We want absolute purity
in every belief and action,
and crossing those lines is a betrayal.
Clean and unclean.
Even today, we still
like our religion and our society,
divided into comfortable groups,
by counting beans and rating sins we want to
be able to tell who is in and who was out.
And the side we’re on is always in, isn’t it.
This is our problem now.
And two thousand years ago, it was the problem
that Jesus was faced with at that wedding in Cana.
Them and Us.
So this is what Jesus
does for his first sign:
He takes those giant clay jars, that religious divider,
and turns it into the finest wine, more wine than anyone can
drink.
And Jesus participates in a celebration of God’s abundance.
He turns religion into an endless party for everyone.
The sign is this:
There is no Them and Us.
There is only us. That is the only way to approach God.
That is the only way for us to be clean before God.
This Monday we celebrate the life of Martin Luther King Jr.
We remember him as a champion of civil rights and a person
who was dedicated to realizing the kingdom of God on earth.
At a commencement speech at Oberlin College in 1965, he said this:
“What we are facing today is the fact that through our scientific
and technological genius we’ve made this world a neighborhood.
But now through our moral and ethical commitment,
we must make it a brotherhood.
We must all learn to live together as brothers and sisters–
or we will all perish together as fools.
This is the great issue facing us today.
No individual can live alone;
no nation can live alone. We are tied together.”
And I think after
more than 50 years,
this might be even more relevant today
And Martin Luther King was only echoing
what he learned from Jesus,
what Jesus was doing with his whole ministry:
Showing people that we
are tied together to one another.
Every life is tied to our own, and our life is tied to every
other.
The more we try to separate ourselves from one another,
the more mess we find ourselves in.
It may seems like a
good solution
to weed those “bad” people out in whatever way we want,
to stay with our own, to avoid certain neighborhoods,
only send our kids to the right schools,
to lock our doors, to stay within our gated communities,
put more of “them” in jail, to build more walls to keep “them”
out.
But that has never
kept anyone safe for long.
Jesus wants to teach us to learn how to live together
as brothers and sisters. No them and us. only Us.
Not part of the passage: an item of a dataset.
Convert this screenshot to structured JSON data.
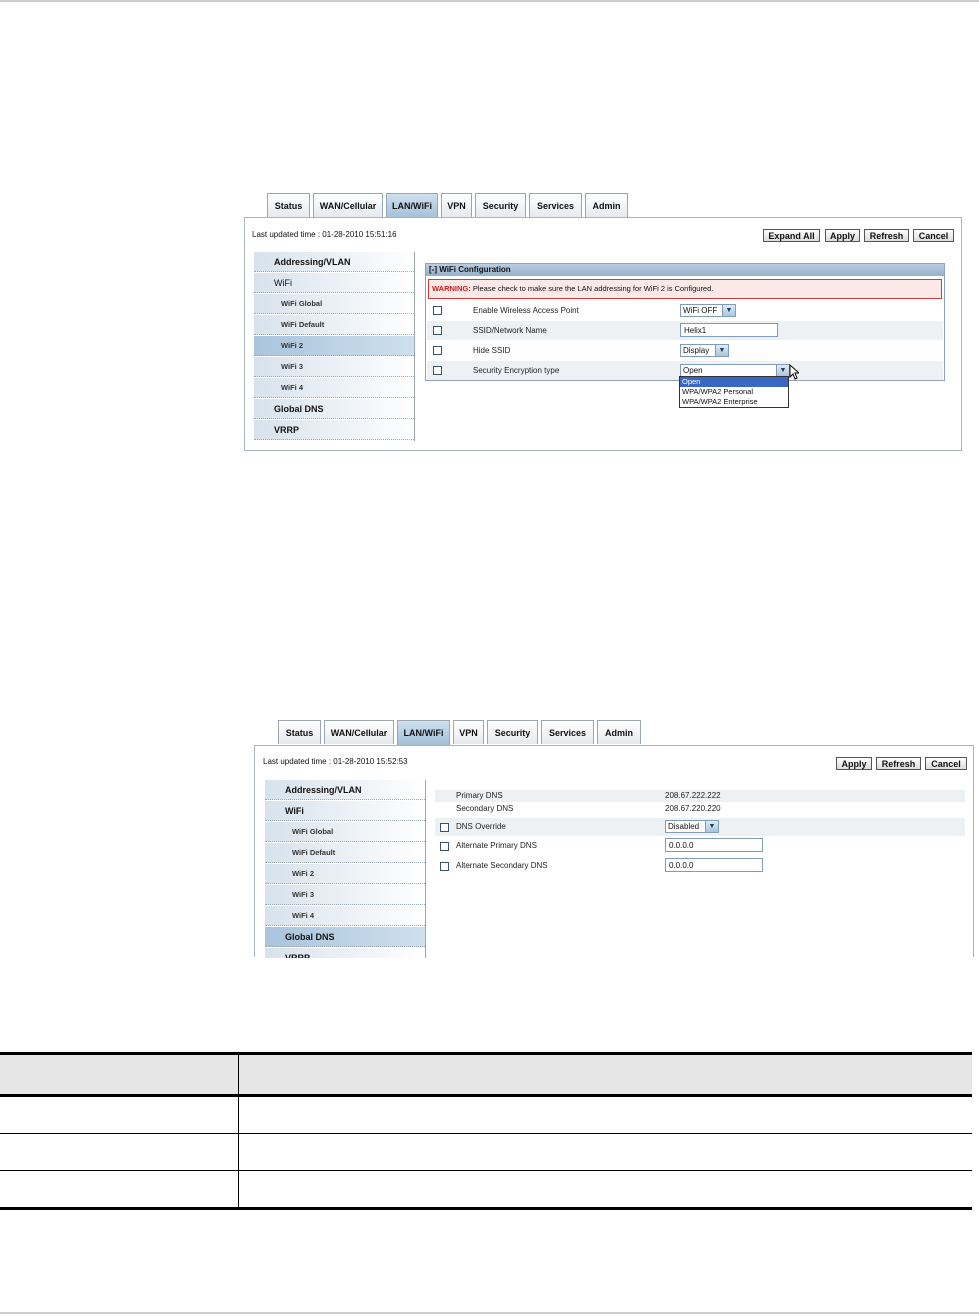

We are all invited to this endless party together.
Everyone of us. No one is clean or unclean.
We are all worthy to celebrate with God.
And there is more than enough for everyone
to have and to have more.
We’ve tried war,
dominance, segregation, tough love,
genocide, apathy, and disinterest.
Why not try Jesus way?
The great wedding feast will save us.
God’s grace will save us.
And grace is when God
takes the divisive rules of human
institutions and transforms them into the finest wine of love.
Grace is when God takes “Them and Us”
and turns it into a party for everyone.
Grace is how we will learn to live together as one.